High school (Gümnaasium) attendance is optional thereafter.
In a country where education is prized, to the extent that Estonia ranks first in the prestigious OECD PISA rankings, while having received only basic education is somewhat stigmatized, the development has additional significance.
Speaking Friday at a press conference after the end of week two of coalition negotiations with Eesti 200 and the Social Democrats (SDE), Reform Party leader and Prime Minister Kaja Kallas, said that the change would address the fact that around 2,000 pupils, mostly boys, drop out of Estonia's education system every year, often before reaching the age of 18.
Change could come into effect in 2024
To curb this, secondary education would be compulsory to the age of 18, or alternatively until the acquisition of a vocation, via a vocational school.
The change could come into effect as early as next year, Kallas said.
"We specifically stated that those who enter the 9th grade in 2024; their obligation would not end in 9th grade, but would continue beyond basic school until they turn 18, or until they acquire a profession," Kallas said.
"The point being that we are clear that even nowadays, even a bachelor's degree is sometimes insufficient [to progress], but there are certainly many problems that arise with basic education," she went on.
The prime minister herself has a Masters in Business Administration.
The coalition would additionally boost teachers' wages to 120 percent of the national average, within a four-year period, an issue which was discussed in the context of budgetary topics, at Friday's meeting.
The raising of the school-leaving age would not entail additional expenses for the educational system, since vocational schools are currently not at full capacity.
"We can make use of what is already there. The idea is that at least everyone learns a vocation. This ensures better life management skills later on," she went on.
Eesti 200 chair: Policy worked well in Finland
Eesti 200 leader noted the example of Finland, which, he said, had put in place such a reform, with strong results – not only in terms of young people being better prepared for the workplace, but even on public health, and life expectancy.
A policy which had long been in Reform's cross-hairs, that of transitioning fully to education in Estonian, from kindergarten age, and for all children in all regions, remains on the table.
Some difference of opinion on how this would be achieved was mentioned at Friday's press conference, however; while Eesti 200's Lauri Hussar called for schools to be treated on a case-by-case basis, with a roadmap of achieving this, Kallas said that no separate plan would be needed per se, though schools would certainly receive all the help they needed to make the transition process as smooth as possible.
SDE chair Lauri Läänemets, also appearing at Friday's press conference (see gallery) said that the availability of education locally to the home is important for his party, while his party intend to head off as many school closures as possible, he added.
Forestry and climate policy
Other topics on the table included forestry, climate policy, the environment, biodiversity and national spatial planning processes.

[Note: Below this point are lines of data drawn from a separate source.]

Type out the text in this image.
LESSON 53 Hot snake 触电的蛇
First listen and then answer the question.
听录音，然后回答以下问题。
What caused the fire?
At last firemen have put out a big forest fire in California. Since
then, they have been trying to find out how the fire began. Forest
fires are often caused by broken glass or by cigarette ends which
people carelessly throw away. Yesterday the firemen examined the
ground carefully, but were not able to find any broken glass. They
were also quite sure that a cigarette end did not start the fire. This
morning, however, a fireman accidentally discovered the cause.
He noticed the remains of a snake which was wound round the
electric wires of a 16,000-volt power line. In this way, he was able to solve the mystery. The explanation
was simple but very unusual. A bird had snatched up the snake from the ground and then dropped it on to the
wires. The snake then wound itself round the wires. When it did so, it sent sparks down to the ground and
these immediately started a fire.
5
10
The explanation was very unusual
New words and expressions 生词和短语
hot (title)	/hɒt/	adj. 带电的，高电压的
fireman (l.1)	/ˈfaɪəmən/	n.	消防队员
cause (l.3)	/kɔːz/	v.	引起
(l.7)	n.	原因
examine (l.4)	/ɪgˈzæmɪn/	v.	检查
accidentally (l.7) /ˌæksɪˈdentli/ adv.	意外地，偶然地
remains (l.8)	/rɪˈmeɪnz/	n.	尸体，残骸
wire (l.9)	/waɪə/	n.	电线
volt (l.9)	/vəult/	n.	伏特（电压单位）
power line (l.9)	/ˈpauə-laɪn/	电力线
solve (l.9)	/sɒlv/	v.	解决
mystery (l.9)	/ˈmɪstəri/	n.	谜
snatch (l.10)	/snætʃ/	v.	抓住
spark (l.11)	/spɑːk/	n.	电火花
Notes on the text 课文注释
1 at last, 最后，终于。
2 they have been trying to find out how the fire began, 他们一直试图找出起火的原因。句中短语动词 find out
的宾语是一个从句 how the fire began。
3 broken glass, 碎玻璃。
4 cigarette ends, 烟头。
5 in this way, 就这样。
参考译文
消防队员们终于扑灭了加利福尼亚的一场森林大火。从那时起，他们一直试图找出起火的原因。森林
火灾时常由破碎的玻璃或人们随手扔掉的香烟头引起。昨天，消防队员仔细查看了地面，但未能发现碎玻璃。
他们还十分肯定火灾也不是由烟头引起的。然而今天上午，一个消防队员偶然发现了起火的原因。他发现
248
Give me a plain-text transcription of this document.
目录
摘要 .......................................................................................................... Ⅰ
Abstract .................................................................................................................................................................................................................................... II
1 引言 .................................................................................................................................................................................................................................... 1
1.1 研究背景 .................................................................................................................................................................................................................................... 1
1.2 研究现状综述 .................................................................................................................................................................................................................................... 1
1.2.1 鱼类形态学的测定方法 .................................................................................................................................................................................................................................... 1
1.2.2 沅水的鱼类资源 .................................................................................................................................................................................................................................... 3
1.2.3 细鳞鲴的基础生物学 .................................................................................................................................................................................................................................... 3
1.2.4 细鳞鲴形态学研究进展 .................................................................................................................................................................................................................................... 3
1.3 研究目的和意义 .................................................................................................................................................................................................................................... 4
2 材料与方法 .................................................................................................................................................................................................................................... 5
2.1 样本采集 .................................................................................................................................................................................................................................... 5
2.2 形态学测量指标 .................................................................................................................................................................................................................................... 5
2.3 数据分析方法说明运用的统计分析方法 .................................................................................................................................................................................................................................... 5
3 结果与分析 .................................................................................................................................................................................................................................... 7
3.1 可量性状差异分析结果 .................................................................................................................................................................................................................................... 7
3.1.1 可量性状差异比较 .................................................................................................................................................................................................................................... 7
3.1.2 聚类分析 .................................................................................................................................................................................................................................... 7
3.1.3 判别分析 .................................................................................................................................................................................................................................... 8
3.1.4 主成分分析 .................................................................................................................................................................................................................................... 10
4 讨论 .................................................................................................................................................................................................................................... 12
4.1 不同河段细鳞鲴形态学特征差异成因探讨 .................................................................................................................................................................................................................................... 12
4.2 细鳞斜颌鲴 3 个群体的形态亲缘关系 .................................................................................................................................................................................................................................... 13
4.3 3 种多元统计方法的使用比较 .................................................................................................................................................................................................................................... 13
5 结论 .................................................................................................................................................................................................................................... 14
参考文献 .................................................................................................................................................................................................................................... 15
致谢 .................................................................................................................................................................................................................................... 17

The prime minister said that data on Estonia's forests, which cover around half the country's land surface area (forest which in turn is around half state-owned) would be collected and stored digitally, and the valorization (a Marxist term, in fact-ed.) of forests promoted.
Forests should be carbon sequesters, Kallas added – ie. they should remove CO2 – and their utilization, as one of the drivers of the national economy, should be optimized.
A climate law, as requested by both business and the science community, which would delineate obligations and goals, both for the state and the private sector, will also be adopted, if and when a Reform-Eesti 200-SDE coalition deal is signed, Kallas added.
A "green ladder" will also be inaugurated. This would help companies understand where they stood in terms of their green credentials.
The use of Estonian timber as a raw material, including even in the construction of public buildings, is a desirable goal, Lauri Hussar added.
SDE leader Lauri Läänemets added that this included also encouraging the used of construction materials which exerted the smallest environmental footprint possible.
Felling volumes, which ended up being a hot topic in the dying days of the incumbent Reform-SDE-Isamaa coalition still have to be agreed upon, while climate change and the apportioning of responsibility on that is also to be the subject of further discussion.
The prime minister also expounded on the importance of moving towards a circular economy, with a "polluter pays" principle, recycling and consumption limits being part and parcel of this.
After a very strong showing at the March 5 Riigikogu election, Reform, with 37 seats, entered talks with Eesti 200, who have 14 seats, their first in the Riigikogu, and SDE, with nine seats the smallest party, but one which Reform is in office with at the moment in any case.
This would give 60 seats at the 101-seat Riigikogu, a solid majority. At the same time, as an all-liberal coalition it is likely to be under fire from day one from the three de facto opposition parties.